I've taken a photo of the watch but can't understand how to post it, the bloody thing is like a big mirror and a pig to photograph.


----------



## Stan (Aug 7, 2003)

Vic,

Mail it to me and I'll post it for you.









[email protected]


----------



## Stan (Aug 7, 2003)

Got it Vic.







I've had to resize it but it should be OK.


----------



## vic.wootton (Mar 28, 2004)

Thanks Stan, these swiss modules must be bullet proof, even the backlight still works, oh how I wish that I had held on to my early digitals, my favorite one was made by Belltime and I still have the bracelet but the watch is long gone.


----------



## Stan (Aug 7, 2003)

No problem Vic, it's a nice watch. Like the asymmetric case a lot.


----------



## Roy (Feb 23, 2003)

Not seen one of those for ages.

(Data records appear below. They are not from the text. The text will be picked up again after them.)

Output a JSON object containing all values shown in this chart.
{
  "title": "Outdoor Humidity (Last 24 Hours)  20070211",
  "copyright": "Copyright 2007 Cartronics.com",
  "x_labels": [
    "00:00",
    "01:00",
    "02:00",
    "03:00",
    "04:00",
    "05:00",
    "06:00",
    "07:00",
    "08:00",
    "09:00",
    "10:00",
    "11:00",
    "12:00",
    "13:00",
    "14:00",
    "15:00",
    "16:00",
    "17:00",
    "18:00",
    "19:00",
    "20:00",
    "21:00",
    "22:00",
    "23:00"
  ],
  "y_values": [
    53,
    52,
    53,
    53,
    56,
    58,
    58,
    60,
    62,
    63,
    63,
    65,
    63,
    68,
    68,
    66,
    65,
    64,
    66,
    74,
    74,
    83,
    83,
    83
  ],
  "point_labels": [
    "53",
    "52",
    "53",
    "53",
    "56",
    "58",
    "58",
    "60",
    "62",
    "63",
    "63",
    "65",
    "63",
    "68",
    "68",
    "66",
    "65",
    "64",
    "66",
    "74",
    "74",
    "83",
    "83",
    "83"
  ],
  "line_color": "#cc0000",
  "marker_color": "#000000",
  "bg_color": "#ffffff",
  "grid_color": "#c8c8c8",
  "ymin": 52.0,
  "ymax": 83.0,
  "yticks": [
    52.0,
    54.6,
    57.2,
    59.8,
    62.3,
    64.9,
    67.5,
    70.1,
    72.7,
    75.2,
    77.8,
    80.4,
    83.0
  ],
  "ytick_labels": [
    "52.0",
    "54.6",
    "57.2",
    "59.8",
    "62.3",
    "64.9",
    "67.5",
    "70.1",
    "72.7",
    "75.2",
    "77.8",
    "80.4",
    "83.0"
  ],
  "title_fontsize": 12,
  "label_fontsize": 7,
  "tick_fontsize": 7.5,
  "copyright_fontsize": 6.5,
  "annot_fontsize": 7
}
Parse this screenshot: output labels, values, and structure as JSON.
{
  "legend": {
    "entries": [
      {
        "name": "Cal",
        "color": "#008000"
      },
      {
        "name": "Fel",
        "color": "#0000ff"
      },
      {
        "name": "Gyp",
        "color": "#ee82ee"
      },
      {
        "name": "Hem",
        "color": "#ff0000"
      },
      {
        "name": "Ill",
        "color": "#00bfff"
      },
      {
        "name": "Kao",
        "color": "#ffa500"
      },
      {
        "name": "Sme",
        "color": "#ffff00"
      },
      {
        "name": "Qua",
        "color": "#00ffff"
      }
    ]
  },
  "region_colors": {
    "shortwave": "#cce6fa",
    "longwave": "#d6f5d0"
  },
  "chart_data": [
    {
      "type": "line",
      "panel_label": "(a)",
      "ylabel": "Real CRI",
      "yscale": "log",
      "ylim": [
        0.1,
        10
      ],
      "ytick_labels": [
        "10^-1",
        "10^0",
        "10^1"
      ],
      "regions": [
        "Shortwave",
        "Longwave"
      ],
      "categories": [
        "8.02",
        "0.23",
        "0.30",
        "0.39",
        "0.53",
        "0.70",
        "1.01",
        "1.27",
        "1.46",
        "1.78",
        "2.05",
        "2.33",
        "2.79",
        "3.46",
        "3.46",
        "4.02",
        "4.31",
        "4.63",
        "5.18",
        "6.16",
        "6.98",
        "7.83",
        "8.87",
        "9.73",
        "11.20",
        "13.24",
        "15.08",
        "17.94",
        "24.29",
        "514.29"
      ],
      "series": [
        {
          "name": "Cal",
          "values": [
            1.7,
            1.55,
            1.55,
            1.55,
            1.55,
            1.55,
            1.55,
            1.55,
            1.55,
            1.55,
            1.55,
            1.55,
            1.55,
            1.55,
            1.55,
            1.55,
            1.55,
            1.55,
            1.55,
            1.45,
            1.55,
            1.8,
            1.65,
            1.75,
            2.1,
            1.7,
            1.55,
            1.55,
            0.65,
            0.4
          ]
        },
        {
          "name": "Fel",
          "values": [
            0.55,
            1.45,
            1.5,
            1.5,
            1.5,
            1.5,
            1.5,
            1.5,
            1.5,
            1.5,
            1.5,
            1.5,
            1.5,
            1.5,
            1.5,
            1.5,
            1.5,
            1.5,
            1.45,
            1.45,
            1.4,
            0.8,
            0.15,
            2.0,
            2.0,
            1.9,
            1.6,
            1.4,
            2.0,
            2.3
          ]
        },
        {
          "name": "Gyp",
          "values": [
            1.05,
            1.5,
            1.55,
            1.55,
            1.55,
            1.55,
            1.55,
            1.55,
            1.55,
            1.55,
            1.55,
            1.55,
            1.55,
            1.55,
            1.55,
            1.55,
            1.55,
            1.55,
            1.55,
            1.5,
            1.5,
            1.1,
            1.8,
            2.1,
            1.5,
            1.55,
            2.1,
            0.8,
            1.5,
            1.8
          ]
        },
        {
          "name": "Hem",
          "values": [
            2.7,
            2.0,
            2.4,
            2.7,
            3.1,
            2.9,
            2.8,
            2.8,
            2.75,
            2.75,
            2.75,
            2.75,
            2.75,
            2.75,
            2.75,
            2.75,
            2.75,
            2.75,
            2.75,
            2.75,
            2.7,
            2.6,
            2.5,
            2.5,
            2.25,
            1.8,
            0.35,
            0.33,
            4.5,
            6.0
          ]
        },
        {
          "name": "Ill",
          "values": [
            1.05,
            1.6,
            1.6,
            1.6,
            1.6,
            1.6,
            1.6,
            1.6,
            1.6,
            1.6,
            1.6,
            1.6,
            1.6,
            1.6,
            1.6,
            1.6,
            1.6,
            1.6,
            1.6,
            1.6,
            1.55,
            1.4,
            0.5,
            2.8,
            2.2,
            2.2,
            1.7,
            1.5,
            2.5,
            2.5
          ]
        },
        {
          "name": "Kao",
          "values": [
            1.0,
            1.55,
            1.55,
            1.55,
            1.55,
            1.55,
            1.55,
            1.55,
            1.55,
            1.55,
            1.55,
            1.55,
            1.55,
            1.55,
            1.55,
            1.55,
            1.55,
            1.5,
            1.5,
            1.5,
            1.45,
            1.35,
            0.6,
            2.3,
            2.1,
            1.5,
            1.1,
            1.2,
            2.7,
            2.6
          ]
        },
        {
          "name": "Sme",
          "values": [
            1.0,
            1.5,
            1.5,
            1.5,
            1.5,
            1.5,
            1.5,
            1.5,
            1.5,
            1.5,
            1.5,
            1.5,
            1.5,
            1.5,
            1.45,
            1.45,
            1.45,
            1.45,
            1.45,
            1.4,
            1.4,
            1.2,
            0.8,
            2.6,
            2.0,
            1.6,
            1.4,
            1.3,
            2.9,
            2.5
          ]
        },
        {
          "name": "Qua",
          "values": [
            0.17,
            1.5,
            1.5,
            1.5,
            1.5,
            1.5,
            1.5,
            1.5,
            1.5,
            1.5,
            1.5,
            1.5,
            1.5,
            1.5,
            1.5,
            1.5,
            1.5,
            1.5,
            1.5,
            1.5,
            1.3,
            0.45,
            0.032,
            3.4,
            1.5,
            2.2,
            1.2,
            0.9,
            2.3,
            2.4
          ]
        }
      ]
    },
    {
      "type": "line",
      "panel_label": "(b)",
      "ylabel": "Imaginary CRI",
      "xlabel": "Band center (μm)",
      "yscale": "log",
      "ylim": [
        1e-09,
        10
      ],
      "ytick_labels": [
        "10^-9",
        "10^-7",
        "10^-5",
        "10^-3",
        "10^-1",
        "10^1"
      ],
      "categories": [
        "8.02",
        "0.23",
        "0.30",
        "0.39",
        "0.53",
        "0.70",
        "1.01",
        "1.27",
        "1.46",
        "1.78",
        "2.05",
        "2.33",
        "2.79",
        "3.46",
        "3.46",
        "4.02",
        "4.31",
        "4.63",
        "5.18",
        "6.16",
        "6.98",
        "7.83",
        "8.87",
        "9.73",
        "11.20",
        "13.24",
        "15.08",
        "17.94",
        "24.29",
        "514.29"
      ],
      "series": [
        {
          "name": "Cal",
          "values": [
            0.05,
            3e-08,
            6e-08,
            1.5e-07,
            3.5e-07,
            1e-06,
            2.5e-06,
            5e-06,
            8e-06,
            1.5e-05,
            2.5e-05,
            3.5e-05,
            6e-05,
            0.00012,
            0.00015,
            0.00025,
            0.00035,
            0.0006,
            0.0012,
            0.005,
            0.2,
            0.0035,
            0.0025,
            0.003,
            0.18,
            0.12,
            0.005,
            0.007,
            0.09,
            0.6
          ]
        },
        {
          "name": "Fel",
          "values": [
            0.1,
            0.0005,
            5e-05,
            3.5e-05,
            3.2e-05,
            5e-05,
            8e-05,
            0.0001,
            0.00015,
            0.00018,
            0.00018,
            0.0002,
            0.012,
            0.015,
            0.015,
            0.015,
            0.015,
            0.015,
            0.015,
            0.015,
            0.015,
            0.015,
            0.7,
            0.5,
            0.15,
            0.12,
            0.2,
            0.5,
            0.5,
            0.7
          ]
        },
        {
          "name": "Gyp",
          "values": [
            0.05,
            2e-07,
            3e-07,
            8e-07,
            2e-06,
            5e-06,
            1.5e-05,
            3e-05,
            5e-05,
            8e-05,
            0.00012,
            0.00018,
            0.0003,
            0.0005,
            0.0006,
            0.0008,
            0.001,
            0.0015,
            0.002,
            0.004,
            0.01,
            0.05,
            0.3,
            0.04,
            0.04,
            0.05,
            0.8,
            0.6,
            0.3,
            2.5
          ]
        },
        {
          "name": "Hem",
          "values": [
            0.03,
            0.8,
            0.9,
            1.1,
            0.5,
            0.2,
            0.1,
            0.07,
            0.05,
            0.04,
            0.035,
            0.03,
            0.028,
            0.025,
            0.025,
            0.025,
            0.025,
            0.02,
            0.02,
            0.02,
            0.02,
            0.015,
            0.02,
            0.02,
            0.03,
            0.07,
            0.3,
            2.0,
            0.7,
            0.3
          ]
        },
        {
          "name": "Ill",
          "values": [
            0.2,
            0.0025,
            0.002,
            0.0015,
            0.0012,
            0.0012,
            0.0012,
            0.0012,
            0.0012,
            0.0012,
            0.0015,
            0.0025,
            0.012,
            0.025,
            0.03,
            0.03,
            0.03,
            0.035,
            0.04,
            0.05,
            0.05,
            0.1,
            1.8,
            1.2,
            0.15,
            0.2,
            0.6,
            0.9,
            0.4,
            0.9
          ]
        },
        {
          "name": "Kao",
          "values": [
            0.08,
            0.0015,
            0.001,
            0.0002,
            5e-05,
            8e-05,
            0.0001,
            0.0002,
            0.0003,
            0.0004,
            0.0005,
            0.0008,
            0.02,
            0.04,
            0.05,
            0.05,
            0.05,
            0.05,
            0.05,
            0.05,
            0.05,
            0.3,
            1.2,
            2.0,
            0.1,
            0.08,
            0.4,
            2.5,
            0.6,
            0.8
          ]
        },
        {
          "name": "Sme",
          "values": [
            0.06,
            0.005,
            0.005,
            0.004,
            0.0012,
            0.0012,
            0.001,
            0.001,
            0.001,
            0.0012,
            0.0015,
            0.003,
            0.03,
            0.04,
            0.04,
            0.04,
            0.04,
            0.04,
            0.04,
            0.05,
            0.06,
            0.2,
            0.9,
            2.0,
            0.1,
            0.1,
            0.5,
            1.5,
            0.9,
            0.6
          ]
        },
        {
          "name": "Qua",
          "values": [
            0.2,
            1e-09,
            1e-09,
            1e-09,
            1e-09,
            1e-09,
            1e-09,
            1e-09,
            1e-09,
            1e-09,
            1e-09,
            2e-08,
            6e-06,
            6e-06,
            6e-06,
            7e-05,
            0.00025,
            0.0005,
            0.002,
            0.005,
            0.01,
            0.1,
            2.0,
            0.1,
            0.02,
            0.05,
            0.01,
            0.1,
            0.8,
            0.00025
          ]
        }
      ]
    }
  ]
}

Very nice condition too.


----------



## vic.wootton (Mar 28, 2004)

Yes Roy it's in good nick although the crappy photo seems to have magnified even the smallest scratch, there are no scratches on the crystal and I might have a go at removing the scratches from the case, the back of the watch is interesting, there is a battery hatch and what I can only describe as a small round 'speaker' for the alarm also the back is attached by 4 screws.


----------